改进Adam优化器在瓦斯涌出量预测中的应用研究

Research on the application of improved Adam training optimizer in gas emission prediction

  • 摘要: 目前对基于神经网络的瓦斯涌出量预测模型的研究主要集中在瓦斯涌出问题上的表现,对模型训练中优化器性质的关注与改进较少。基于神经网络的瓦斯涌出量预测模型的训练常采用Adam算法,但Adam算法的不收敛性易造成预测模型的最佳超参数丢失,导致预测效果不佳。针对上述问题,对Adam优化器进行改进,在Adam算法中引入一种随迭代更新的矩估计参数,在保证收敛速率的同时获得更强的收敛性。

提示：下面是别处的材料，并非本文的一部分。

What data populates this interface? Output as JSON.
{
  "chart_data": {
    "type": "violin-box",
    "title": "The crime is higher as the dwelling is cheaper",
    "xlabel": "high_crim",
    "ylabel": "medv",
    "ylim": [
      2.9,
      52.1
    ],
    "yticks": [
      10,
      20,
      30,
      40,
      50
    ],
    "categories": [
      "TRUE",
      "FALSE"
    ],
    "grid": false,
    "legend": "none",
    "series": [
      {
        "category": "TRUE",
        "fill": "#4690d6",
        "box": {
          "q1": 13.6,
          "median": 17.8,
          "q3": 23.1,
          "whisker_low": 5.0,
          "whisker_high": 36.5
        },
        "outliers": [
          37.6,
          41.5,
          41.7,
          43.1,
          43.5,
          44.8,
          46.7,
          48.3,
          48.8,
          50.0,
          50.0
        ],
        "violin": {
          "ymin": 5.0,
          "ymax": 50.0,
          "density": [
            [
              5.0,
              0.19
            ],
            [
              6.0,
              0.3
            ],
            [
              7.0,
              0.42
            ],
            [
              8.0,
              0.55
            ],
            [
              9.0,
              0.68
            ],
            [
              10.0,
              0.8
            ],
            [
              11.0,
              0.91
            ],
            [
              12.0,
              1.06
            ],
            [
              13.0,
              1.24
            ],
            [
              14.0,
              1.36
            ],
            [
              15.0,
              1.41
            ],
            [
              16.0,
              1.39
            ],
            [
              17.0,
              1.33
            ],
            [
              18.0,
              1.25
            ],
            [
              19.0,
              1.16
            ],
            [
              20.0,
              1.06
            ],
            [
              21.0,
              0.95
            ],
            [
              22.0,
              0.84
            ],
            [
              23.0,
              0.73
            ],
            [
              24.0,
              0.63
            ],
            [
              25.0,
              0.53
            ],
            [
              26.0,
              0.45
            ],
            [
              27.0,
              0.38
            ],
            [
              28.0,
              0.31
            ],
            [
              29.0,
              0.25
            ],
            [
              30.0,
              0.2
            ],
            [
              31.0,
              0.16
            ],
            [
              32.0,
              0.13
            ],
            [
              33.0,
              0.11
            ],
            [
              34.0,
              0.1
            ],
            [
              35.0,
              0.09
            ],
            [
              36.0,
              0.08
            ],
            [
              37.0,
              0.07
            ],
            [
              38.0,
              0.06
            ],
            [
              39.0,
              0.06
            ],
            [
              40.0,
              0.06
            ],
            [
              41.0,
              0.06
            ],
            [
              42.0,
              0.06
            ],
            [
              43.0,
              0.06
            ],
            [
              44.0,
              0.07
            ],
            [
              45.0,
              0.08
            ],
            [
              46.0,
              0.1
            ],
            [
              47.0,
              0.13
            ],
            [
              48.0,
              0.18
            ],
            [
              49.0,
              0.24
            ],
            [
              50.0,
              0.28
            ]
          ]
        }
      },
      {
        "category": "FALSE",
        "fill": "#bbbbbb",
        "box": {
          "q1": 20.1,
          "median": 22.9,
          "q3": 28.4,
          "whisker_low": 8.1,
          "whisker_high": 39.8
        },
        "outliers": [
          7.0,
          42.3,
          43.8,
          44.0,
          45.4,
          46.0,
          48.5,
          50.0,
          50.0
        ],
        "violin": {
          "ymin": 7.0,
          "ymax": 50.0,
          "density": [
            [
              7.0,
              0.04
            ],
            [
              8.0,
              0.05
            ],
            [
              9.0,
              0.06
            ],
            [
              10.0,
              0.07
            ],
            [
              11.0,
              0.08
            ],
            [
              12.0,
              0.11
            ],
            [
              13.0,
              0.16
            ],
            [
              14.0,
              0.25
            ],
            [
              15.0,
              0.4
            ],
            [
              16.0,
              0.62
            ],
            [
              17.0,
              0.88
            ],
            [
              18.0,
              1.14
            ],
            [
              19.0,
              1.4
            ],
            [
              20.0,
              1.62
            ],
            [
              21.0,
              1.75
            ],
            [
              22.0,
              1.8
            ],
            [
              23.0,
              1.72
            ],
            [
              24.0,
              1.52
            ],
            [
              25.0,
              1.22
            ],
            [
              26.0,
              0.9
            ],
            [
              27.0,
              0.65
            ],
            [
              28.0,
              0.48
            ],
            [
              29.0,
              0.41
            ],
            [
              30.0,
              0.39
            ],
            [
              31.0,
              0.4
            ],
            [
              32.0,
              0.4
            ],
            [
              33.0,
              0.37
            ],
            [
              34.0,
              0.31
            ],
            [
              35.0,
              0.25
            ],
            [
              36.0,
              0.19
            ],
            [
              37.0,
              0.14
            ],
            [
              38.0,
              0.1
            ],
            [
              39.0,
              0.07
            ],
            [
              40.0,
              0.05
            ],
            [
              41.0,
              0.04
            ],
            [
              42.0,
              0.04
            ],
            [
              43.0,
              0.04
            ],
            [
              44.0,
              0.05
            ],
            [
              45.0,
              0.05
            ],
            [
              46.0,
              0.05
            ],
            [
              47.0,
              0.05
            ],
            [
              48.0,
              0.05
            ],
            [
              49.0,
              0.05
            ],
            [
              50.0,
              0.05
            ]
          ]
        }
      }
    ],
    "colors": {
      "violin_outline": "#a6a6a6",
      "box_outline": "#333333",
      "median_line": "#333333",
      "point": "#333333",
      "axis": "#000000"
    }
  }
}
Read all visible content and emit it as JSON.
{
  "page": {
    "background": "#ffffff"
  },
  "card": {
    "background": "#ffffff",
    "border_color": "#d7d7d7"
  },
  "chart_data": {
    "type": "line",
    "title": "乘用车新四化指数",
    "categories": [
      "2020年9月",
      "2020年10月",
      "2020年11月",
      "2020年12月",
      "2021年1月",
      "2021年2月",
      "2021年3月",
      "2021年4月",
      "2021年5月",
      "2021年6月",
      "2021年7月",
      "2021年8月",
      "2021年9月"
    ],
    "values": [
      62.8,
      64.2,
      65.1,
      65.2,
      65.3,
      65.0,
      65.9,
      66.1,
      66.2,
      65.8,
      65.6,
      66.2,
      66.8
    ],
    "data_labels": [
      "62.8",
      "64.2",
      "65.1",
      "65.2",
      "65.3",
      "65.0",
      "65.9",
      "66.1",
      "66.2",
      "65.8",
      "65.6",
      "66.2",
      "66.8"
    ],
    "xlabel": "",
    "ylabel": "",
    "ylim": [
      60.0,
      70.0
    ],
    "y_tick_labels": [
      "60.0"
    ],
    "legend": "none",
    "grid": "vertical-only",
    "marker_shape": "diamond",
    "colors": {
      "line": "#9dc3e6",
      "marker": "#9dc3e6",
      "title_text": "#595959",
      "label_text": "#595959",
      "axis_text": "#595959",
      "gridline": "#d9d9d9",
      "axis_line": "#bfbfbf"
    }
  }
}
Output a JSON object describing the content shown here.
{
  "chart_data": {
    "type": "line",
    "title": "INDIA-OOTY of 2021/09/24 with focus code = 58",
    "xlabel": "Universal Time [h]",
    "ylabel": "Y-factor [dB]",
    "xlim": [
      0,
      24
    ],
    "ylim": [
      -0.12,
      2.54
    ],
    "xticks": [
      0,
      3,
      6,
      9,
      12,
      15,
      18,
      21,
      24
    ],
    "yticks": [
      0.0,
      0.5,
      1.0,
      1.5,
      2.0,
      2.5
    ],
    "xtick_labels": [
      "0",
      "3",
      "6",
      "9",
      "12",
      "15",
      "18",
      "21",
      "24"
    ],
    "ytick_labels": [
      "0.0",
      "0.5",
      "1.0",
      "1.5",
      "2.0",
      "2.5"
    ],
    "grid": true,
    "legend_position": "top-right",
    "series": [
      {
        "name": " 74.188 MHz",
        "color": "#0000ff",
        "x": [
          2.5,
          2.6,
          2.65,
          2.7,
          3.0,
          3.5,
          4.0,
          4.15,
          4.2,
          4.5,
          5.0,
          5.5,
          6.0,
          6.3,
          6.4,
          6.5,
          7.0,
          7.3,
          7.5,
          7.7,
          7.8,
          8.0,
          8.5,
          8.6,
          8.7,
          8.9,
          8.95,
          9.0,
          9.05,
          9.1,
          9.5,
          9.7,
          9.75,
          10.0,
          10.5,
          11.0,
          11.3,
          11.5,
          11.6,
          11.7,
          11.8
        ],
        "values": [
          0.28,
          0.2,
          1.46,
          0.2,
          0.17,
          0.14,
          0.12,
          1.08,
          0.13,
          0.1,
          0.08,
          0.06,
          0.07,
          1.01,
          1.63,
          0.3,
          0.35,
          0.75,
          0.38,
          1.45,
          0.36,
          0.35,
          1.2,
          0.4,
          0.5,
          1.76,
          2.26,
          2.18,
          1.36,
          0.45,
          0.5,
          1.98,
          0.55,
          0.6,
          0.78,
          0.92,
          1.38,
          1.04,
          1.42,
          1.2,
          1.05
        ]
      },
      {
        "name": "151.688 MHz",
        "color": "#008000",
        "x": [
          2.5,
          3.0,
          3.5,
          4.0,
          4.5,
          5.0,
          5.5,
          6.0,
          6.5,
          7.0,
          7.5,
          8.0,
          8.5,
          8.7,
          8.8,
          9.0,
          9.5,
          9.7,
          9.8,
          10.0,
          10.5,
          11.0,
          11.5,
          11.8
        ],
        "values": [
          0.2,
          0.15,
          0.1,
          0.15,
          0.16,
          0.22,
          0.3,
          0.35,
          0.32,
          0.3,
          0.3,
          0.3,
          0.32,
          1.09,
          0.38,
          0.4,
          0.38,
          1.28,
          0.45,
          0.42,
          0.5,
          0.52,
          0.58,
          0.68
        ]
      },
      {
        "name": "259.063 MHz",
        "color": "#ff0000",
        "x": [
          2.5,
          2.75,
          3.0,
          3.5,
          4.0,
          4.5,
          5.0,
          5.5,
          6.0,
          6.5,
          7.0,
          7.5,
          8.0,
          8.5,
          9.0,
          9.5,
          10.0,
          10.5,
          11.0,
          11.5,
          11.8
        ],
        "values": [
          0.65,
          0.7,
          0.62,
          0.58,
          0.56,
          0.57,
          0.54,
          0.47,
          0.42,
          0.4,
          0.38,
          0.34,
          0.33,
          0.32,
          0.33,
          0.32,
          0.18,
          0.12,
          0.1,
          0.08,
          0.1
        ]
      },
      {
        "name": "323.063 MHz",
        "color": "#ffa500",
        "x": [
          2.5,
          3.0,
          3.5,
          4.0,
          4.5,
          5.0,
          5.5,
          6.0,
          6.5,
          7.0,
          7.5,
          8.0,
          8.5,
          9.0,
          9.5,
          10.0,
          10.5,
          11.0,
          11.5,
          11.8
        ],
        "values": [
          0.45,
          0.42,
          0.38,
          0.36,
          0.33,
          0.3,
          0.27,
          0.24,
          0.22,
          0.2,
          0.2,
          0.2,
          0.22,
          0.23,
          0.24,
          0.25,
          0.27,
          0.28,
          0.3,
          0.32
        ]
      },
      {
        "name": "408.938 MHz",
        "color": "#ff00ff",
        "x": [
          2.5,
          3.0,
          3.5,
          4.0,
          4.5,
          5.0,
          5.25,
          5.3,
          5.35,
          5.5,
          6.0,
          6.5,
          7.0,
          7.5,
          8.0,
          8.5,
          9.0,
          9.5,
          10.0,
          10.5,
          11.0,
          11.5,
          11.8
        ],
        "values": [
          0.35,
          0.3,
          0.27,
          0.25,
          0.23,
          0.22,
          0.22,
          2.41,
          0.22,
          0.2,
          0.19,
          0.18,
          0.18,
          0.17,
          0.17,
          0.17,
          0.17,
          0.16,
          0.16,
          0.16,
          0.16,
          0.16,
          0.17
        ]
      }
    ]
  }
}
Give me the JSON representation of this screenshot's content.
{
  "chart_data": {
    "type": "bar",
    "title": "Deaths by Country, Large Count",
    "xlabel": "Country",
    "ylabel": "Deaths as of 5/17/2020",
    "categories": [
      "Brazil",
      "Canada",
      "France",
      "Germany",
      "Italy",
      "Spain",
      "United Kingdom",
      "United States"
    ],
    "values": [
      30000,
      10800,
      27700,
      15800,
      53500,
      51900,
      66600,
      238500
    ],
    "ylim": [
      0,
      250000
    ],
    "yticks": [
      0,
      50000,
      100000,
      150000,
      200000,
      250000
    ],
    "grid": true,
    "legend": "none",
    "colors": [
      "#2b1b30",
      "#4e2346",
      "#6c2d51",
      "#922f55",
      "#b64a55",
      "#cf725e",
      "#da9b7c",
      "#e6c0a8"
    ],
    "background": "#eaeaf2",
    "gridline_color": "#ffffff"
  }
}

以山西焦煤西山煤电集团马兰矿某回采工作面为例,在相同的循环神经网络(RNN)预测模型下测试了改进的Adam优化器在瓦斯涌出量预测中的训练效率、模型收敛性与预测准确度。测试结果表明:① 当隐藏层数为2和3时,改进的Adam算法较Adam算法的运行时间分别缩短了18.83,13.72 s。当隐藏层数为2时,Adam算法达到最大迭代数但仍没有收敛,而改进的Adam算法达到了收敛。② 在不同隐藏层节点数量下,Adam算法都没有在最大迭代步长内收敛,而改进的Adam算法均达到了收敛,且CPU运行时间较Adam算法分别缩短16.17,188.83,22.15 s。改进的Adam算法预测趋势的正确性更高。③ 使用tanh函数时,改进的Adam算法的运行时间较Adam算法分别缩短了22.15,41.03 s,使用ReLU函数时,改进的Adam算法与Adam算法运行时间相差不大。④ 使用改进后的Adam算法做遍历网格搜索,得到最佳的模型超参数为3,20,tanh,均方误差、归一化的均方误差、运行时间分别为0.078 5,0.000 101和32.59 s。改进的Adam算法给出的最优模型对于待预测范围内出现的几个低谷及峰值趋势判断均正确,在训练集上的拟合程度适当,未见明显的过拟合现象。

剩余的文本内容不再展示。